Die Eigenschaften eines Spitzenteams

von Alina Becker und Isabel Scheithauer

Da wir nun wissen, wie ein Spitzenteam entsteht, erklären wir Euch jetzt, was besondere Merkmale und Eigenschaften eines solchen Teams sind.

Spitzenteams unterscheiden sich von herkömmlichen Teams nämlich durch einige ganz bestimmte Kennzeichen: Energie, Konzentration, Perfektion, Erfolgsorientierung, Abenteuer, Erfolg, Spaß und persönlicher Einsatz sowie Hierarchie in der Führung der Teams. Sie orientieren sich stets an den Einzelleistungen von Teammitgliedern und verbessern diese, wobei sie alle Kräfte darauf konzentrieren, ein gemeinsames Ziel zu erreichen (vgl. Beck et al. 2013: 8). Bei effektiven und effizienten Teams geht es darum, die Interessen der Beteiligten in Einklang miteinander zu bringen, klare und von jedem akzeptierte Ziele zu entwickeln, eine Verbindlichkeit hinsichtlich Termin- und Aufgaben/Rollenabsprachen zu gewährleisten, Gruppenloyalität zu erhöhen und vor allem interne und externe Kommunikation zu verbessern, wodurch auch persönliche Konkurrenzkämpfe im Keim erstickt werden können (vgl. Daigeler/Krüger 2012: 133). Weiterhin kann die Organisation innerhalb eines Teams keineswegs locker und flockig sein, stattdessen bedarf es eines straffen und verbindlichen Plans, an den sich alle halten. Zudem ist bei einem Hochleistungsteam vor allem ein gleichrangiger Umgang miteinander wichtig.
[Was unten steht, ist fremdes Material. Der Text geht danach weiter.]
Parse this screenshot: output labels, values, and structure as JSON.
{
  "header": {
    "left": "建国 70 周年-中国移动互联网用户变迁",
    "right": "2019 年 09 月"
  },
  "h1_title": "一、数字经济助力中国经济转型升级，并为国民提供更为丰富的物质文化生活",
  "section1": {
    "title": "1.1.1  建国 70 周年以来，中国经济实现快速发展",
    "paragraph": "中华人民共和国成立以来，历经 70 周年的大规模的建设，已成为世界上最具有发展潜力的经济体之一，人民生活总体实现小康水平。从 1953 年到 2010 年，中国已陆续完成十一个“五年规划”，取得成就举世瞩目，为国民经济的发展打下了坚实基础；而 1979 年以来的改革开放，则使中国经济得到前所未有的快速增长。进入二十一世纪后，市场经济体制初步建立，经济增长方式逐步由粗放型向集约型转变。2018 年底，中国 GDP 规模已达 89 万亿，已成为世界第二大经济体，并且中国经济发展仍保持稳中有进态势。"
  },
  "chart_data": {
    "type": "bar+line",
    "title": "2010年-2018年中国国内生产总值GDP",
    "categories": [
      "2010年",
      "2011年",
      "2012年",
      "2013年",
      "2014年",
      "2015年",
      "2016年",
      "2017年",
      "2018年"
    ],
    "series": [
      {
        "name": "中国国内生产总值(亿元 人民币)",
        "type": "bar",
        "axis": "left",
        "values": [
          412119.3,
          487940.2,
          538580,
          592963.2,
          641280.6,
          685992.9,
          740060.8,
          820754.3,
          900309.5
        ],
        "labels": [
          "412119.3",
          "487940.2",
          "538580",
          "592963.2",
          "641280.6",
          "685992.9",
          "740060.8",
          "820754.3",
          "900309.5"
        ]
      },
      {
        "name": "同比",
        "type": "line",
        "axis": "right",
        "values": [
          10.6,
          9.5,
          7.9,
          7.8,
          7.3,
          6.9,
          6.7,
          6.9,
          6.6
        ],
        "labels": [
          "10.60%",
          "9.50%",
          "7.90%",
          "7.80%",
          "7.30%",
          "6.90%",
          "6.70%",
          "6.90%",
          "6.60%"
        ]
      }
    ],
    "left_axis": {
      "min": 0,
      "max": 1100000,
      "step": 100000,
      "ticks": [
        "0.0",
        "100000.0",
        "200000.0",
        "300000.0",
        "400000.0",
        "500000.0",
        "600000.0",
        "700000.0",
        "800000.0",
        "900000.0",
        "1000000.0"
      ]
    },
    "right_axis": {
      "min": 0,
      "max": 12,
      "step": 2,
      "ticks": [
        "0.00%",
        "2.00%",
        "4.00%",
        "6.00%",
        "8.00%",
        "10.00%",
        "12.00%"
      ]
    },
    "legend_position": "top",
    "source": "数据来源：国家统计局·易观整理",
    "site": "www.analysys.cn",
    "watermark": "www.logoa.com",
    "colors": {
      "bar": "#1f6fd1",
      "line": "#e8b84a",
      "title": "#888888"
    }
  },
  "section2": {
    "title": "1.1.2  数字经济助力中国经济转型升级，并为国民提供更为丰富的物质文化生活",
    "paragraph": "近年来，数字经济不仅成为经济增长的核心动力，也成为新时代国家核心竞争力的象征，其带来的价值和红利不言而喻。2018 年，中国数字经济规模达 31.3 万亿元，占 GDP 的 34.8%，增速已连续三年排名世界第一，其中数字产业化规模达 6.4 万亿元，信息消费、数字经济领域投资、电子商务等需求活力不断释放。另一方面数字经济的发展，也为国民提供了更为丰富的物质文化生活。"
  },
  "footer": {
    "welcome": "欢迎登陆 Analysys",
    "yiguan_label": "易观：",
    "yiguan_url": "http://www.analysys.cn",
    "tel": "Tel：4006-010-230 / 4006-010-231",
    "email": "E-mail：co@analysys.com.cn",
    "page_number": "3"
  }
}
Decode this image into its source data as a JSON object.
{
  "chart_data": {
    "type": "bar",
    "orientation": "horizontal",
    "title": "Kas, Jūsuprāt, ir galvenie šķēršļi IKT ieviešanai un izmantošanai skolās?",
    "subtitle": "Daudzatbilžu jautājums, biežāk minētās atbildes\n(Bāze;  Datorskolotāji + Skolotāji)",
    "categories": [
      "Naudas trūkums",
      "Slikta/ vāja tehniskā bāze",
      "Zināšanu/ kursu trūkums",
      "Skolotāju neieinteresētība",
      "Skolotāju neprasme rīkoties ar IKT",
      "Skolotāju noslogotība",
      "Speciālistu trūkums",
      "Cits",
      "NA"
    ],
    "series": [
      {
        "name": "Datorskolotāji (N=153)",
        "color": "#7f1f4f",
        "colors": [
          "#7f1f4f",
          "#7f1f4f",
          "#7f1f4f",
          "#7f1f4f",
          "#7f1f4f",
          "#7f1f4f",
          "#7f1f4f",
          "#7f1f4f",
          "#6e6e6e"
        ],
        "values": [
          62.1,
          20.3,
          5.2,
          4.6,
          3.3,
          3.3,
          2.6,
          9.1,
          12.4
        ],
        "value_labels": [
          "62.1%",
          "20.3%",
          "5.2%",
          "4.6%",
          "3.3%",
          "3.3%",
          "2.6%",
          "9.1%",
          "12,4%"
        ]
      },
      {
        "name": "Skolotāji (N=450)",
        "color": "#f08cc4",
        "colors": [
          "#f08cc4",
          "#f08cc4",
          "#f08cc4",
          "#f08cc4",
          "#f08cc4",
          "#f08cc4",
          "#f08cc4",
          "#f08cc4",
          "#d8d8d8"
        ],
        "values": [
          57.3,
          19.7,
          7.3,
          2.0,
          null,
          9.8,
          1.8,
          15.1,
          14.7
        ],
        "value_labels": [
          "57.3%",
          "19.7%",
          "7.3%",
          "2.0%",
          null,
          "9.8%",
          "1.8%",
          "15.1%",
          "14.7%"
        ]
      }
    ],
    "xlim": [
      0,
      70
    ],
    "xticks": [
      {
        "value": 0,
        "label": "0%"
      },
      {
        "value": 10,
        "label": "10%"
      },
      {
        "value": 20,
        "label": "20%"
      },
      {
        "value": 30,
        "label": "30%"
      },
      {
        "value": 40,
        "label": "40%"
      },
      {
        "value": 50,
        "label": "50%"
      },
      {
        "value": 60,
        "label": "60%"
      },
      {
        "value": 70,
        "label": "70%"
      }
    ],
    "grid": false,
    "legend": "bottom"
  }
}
Dadurch schafft man nämlich erst das Gefühl gemeinsamer Verantwortung für ein Ziel (vgl. Daigeler/Krüger 2012: 133). Spitzen- und Hochleistungsteams verfügen also insgesamt über herausragende Methoden! Auch in Zeiten von Krisenphasen wissen sich Spitzenteams sofort zu helfen: Ein Spitzenteam holt sich dabei Hilfe beziehungsweise Impulse von außen, wobei TeamarbeiterInnen oder ein Teamcouches gerufen werden, um dem Team zu helfen, eigene Lösungen für Probleme oder Verbesserungen zu finden. Weitere Eigenschaften, die Spitzenteams zu einem Hochleistungsteam machen, wären da zum einen die  Fähigkeiten: Spitzenteams verfügen über die dringend erforderlichen fachlichen Fähigkeiten, die für ihr Vorhaben von Bedeutung sind (fachliches Expertenwissen, methodisches Wissen und Prozesskompetenz). Als nächstes gibt es noch eine spezielle Form der Zusammenarbeit: Mitglieder eines Spitzenteams sind offen für jegliche Anregungen und zeichnen sich durch ihre Neugier aus. Spitzenteams sind durch ihren besonderen Mix an Eigenschaften schlussendlich in der Lage, qualitativ hochwertige Ergebnisse zu erbringen UND leisten dabei einen hohen Wertschöpfungsbeitrag zur Organisation (vgl. Truecare®GmbH Project Performance 2019)!

Spitzenteams

In drei Schritten zum Spitzenteam

von Isabel Scheithauer

Jeder kennt doch die spannenden Filme über Menschen in extremen Ausnahmesituationen, über Menschen die für ein gemeinsames Ziel zusammenarbeiten oder eben die Sportmannschaften, die sich durch starken Zusammenhalt und uneingeschränktes Vertrauen gegenseitig zum Erfolg verhelfen. Immer wieder ist man als außenstehende Person verblüfft über die herausragenden Leistungen eines Teams. Zum Beispiel zeigt der Film Apollo 13, welcher sich um die fehlgeschlagene Raumfahrtmission zum Mond dreht, inwiefern aktive Mitarbeit und eine funktionierende durchstrukturierte Arbeitsgemeinschaft Menschen aus einer Notsituation befreien können. Vor allem die klaren Anweisungen unter den MitarbeiterInnen in Housten sowie auch der Aspekt, dass eine klar strukturierte Aufgabenverteilung vorlag, zeigen die unglaublichen Fähigkeiten eines Teams. Jede beteiligte Person denkt und arbeitet zusammen, stellt Fragen und diskutiert über weitere Vorgehensweisen. Teammitglieder aus der Kommandozentrale vernetzten sich mit BauingenieurInnen, KonstrukteurInnen und ExpertInnen aus anderen Bereichen. Simulationen für ein weiteres Vorgehen in der Kapsel wurden erprobt, durchgeführt und entsprechend weitergeleitet, sodass die Menschen in der Raumkapsel durch die Arbeit im Team gerettet werden konnten.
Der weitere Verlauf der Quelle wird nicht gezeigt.